Bien que 'M' et AUSD soient actuellement classés respectivement 33ème et 36ème en termes d'approvisionnement en stablecoins, et que USDG n'ait pas encore été lancé, je prévois qu'au cours de l'année 2025, au moins l'un de ces stablecoins entrera dans le top 10. De plus, d'ici la fin de l'année, je prévois que la part de marché globale des stablecoins à partage de revenus passera de 0,06 % à plus de 5 % (environ 83 fois), car de grandes entreprises de fintech ayant des capacités de distribution amèneront la prochaine vague d'adoption des stablecoins.
Les stablecoins sont en embuscade
Bien que la courbe d'adoption des euros numériques soit souvent utilisée comme une analogie historique pour les stablecoins, cette analogie est quelque peu simpliste. Les stablecoins ne sont pas des euros numériques, ils sont essentiellement numérisés, ils peuvent être utilisés à l'échelle mondiale, ils peuvent régler instantanément des transactions transfrontalières, ils peuvent être utilisés par des agents d'intelligence artificielle, et ils sont influencés par d'énormes effets de réseau ; surtout, les entreprises de fintech et les entreprises existantes ont des motivations évidentes à les adopter, car les stablecoins répondent à l'objectif de chaque entreprise : gagner plus d'argent.
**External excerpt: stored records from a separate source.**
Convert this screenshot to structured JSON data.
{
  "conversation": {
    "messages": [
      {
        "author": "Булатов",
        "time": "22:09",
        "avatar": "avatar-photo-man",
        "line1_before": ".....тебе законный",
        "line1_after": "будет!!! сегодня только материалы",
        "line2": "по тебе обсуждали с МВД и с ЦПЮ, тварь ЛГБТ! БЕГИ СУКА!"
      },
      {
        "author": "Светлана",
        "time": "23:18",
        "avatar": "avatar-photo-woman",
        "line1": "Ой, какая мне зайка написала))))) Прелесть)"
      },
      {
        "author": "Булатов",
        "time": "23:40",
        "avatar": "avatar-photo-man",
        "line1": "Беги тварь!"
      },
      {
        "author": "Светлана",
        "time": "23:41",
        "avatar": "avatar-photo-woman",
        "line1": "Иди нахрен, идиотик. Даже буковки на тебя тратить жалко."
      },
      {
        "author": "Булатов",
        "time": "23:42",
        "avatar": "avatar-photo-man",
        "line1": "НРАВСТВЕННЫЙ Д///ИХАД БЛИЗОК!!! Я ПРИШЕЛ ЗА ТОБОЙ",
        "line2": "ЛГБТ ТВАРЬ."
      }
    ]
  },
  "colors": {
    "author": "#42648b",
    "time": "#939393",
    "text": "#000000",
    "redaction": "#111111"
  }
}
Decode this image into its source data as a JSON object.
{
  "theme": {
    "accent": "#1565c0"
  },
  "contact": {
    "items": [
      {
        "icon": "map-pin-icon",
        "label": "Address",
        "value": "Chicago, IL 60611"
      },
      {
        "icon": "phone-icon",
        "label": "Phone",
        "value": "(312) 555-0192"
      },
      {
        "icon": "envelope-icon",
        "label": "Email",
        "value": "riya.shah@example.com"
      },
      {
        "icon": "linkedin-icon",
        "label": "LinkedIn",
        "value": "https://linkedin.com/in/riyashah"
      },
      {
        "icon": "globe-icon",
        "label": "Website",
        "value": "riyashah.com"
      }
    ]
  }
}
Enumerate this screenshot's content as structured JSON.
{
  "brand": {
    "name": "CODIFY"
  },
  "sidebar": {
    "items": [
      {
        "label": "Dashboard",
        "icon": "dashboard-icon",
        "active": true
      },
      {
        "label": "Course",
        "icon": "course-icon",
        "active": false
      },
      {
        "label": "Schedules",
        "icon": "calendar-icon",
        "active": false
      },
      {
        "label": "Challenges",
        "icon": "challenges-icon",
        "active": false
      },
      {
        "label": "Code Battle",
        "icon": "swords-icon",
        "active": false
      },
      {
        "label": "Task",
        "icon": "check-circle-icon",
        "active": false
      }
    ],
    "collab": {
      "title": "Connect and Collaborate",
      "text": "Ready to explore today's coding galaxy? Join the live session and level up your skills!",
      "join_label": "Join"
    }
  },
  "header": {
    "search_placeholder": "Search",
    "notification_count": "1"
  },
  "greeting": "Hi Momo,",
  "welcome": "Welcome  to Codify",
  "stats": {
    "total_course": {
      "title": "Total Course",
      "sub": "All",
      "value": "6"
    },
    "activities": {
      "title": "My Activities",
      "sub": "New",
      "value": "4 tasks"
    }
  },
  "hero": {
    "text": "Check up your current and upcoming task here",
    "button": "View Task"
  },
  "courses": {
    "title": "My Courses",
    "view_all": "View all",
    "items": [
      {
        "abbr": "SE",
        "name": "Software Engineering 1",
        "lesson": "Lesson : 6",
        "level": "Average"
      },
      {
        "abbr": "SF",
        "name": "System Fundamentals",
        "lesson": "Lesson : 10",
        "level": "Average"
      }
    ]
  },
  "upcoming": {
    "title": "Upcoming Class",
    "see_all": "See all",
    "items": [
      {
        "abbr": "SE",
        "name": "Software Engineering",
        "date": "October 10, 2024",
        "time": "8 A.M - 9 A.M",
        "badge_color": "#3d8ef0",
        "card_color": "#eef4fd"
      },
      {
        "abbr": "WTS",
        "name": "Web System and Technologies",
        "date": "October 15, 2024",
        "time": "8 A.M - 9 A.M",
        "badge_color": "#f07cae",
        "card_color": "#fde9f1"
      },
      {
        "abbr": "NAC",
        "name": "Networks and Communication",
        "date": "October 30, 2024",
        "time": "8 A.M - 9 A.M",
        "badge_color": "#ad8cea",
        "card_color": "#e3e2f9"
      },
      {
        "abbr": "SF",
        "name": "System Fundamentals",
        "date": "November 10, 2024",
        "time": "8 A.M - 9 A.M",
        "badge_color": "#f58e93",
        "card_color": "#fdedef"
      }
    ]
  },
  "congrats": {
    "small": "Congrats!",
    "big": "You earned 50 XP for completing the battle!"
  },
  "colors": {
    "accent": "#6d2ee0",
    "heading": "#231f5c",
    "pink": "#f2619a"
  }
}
Ainsi, dire que l'adoption des stablecoins se développera selon la trajectoire d'adoption des euros numériques néglige un problème fondamental. Je pense que le seul point commun entre les stablecoins et les euros numériques est qu'ils continueront d'apparaître comme un phénomène de bas en haut, que toute institution ou gouvernement pensant que cette technologie est contraire à leurs intérêts ne pourra pas les contrôler. Cependant, contrairement aux euros numériques, l'adoption des stablecoins ne se produira pas lentement sur 30 à 60 ans. Cela commence lentement, puis atteint rapidement une vitesse d'évasion avec des effets de réseau avant d'exploser soudainement.
Un cadre réglementaire est en cours d'élaboration. Des entreprises de fintech comme Robinhood et Revolut lancent leurs propres stablecoins, et Stripe semble explorer les stablecoins pour enrichir sa pile de paiements. Il est important de noter que, bien que cela grignote leurs propres bénéfices, des entreprises existantes comme PayPal et Visa explorent toujours les stablecoins, car elles craignent que si elles ne le font pas, leurs concurrents le feront.
Bien qu'il ne soit pas encore clair si 2025 sera un tournant dans l'histoire du développement des stablecoins, il est évident que nous nous approchons de ce tournant.